A trovoada
Uma luz branca
que me ofuscava os olhos
riscava a escura tarde
e a temerosa noite.
Fazia nos céus um desenho
que eu não conhecia na forma das coisas
ao mesmo tempo que um clamor imenso
me assustava.
E por quê,
Se eu era um menino
a quem não era preciso ralhar?
Em Mó de Alabastro, J. N. Pereira Pinto
Chuva
Oferecia meu rosto às chuvas
que vinham das nuvens escuras
ou daquelas cor de cinza
que me escondiam o Sol.
Meus lábios bebiam as manhãs.
Meus cabelos escorriam pérolas.
Minhas mãos colhiam os mares.
E meus pés atravessavam os rios
onde eu ia colocar os meus barcos.
Em Mó de Alabastro, J. N. Pereira Pinto
Teus Olhos
Teus olhos-quietos lagos
marginados de salgueiros
matizados de róseas-pérolas!
Líquido o teu olhar!
Teus olhos-lagos sem margens
nas margens dos meus desejos!
O Tempo dos Desejos Floridos, J. N. Pereira Pinto
(1998)
Rebanho apascentado
Tu sabes, Mãe, que vi saltarem
os cordeiros e os bois pequeninos
e os vi comerem o arco-íris?
E também eles comem
a noite e as estrelas
e bebem os orvalhos das flores?
Em Mó de Alabastro, J. N. Pereira Pinto
TEMPO-EMOÇÃO
Que o tempo se perca no tempo
e que a emoção se fixe
intemporal
e inespecial.
Assim, não ficam no espaço-tempo
o tempo e espaço da emoção
a doerem para o tempo!
Apocalipse, J. N. Pereira Pinto
(1983)
O HOMEM
Um sorriso
um rictus
na face de certo tempo.
Um ponto de angústia estrelar
em noite de certo espaço.
Um aceno
como de estrela cadente
em certo tempo-espaço.
Eis o Homem.
Apocalipse, J. N. Pereira Pinto
(1983)
IRREPETÍVEL
Irrepetível o momento de ser
a emoção de ser
o prazer de ser,
irrepetível a emoção de estremecer a ser
irrepetível a emoção de fruir o ser
irrepetível a beleza de ver o ser
a emoção do porvir do ser.
Irrepetível a emoção de morrer.
Irrepetível o ser de cada momento do Ser.
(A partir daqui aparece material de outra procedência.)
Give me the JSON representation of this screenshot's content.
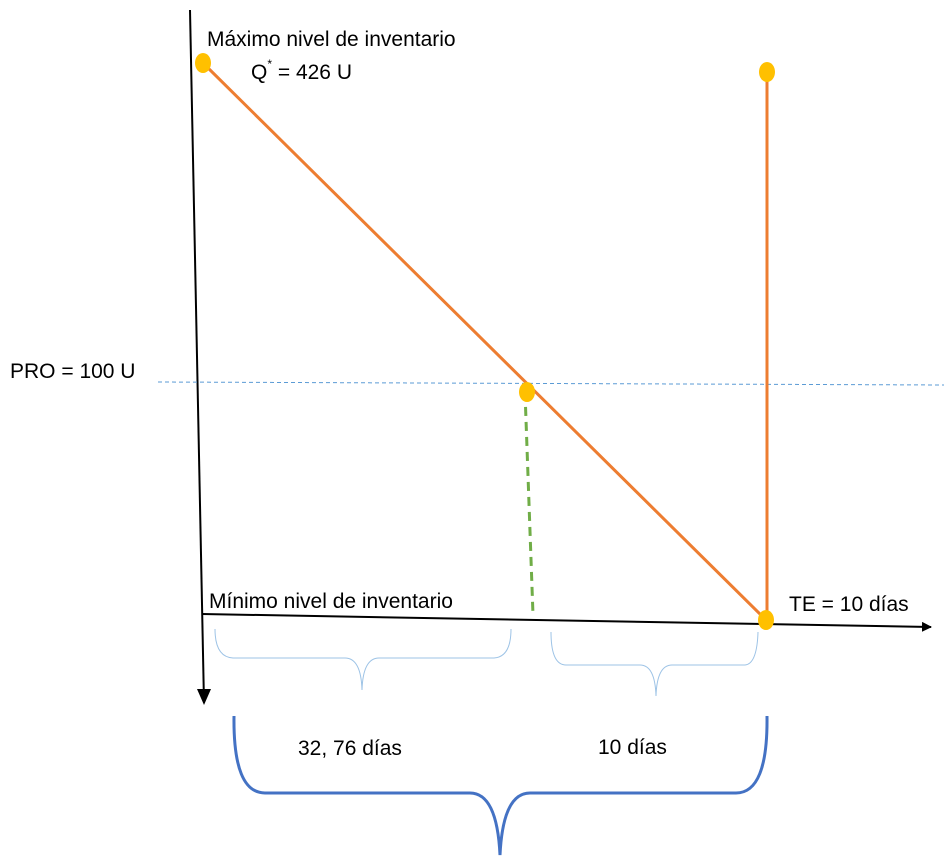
{
  "labels": {
    "max_level": "Máximo nivel de inventario",
    "q_star_prefix": "Q",
    "q_star_sup": "*",
    "q_star_value": " = 426 U",
    "reorder_point": "PRO = 100 U",
    "min_level": "Mínimo nivel de inventario",
    "lead_time": "TE = 10 días",
    "interval_1": "32, 76 días",
    "interval_2": "10 días"
  },
  "colors": {
    "inventory_line": "#ED7D31",
    "point": "#FFC000",
    "reorder_dashed": "#5B9BD5",
    "lead_dashed": "#70AD47",
    "brace_small": "#9DC3E6",
    "brace_large": "#4472C4",
    "axis": "#000000"
  }
}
Apocalipse, J. N. Pereira Pinto
(1983)
ANGÚSTIA
Pergunto à noite ponteada de mistério
por que «é»
e ela queda-se na mudez lucilante da angústia.
E pergunto à madrugada
por que desabrocha
e ela chora no orvalho do seu silêncio.
E pergunto à manhã
por que ri
e ela agoniza no canto da cotovia.
Apocalipse, J. N. Pereira Pinto
(1983)
QUE IMPORTA
Que importa que se distancie o tempo
se na simbiose das coisas
se gera o não tempo
que somente aos deuses pertence?
O Tempo dos Desejos Floridos, J. N. Pereira Pinto
(1988)
EM TI!
Não me sequem meus lábios
nem se me ocultem os astros
que tenho pulsando em meu espaço interior!
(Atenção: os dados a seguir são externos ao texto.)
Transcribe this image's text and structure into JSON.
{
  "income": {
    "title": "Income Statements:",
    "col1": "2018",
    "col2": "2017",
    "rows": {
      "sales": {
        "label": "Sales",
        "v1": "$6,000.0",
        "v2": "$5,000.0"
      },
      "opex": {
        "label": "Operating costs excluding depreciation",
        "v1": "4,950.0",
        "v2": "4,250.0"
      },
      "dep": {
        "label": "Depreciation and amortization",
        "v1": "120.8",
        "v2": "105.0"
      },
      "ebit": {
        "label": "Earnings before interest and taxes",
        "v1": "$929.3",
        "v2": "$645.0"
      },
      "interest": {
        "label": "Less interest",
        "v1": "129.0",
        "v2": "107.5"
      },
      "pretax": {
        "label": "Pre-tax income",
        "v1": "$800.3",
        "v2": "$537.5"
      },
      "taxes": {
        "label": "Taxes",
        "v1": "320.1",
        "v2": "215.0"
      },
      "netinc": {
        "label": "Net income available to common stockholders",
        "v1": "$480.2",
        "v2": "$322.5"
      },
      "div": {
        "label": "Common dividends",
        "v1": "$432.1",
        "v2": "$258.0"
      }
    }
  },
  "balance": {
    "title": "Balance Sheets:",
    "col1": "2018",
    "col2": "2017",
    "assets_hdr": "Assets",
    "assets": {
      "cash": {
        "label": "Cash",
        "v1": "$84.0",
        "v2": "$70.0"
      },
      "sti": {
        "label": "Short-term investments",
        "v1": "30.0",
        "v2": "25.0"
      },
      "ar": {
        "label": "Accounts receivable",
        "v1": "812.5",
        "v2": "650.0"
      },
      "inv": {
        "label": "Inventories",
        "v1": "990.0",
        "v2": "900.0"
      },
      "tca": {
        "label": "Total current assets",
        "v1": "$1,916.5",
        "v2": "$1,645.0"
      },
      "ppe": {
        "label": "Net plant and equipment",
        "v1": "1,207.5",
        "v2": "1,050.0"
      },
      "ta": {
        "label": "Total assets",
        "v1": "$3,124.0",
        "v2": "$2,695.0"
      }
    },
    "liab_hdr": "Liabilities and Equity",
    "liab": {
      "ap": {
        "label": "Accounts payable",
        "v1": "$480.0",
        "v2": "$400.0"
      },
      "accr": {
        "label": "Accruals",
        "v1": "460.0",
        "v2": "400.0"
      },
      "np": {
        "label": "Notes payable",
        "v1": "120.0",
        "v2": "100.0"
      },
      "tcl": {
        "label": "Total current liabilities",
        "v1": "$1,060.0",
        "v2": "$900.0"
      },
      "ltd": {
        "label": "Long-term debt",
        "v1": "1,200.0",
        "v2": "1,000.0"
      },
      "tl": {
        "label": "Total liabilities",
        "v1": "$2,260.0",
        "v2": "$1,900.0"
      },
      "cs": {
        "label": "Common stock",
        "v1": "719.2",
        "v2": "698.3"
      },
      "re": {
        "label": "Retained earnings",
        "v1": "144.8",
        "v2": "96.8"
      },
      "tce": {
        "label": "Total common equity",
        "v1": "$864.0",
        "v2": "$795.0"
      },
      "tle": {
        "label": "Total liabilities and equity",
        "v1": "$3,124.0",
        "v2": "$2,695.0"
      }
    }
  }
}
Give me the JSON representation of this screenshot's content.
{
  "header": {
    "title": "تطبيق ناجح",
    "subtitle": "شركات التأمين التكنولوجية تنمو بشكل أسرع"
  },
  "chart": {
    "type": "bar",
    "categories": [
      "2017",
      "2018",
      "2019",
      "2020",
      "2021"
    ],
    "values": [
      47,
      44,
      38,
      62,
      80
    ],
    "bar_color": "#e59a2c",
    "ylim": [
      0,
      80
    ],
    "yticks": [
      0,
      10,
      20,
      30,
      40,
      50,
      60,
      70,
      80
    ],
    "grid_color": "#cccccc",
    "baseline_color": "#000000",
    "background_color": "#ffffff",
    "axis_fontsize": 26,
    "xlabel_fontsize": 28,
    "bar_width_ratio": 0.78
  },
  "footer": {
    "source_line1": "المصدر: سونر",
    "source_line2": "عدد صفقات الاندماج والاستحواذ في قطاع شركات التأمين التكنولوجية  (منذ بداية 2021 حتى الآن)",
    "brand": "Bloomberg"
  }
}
Ergam-se as torres e as colinas
e os rios se me encham de algas
que são os tecidos dos meus desejos!
E tudo se quede em êxtase
pela simples essência de ser,
em ti! Em ti!! Em ti!!!
O Tempo dos Desejos Floridos, J. N. Pereira Pinto
(1988)
DESPEDE TUA MÃO DE ALABASTRO
Despede tua mão de alabastro!
E acena-me com teus dedos,
Como se foram cordas de uma lira
tangendo os aromas e os ventos!
O Tempo dos Desejos Floridos, J. N. Pereira Pinto
(1988)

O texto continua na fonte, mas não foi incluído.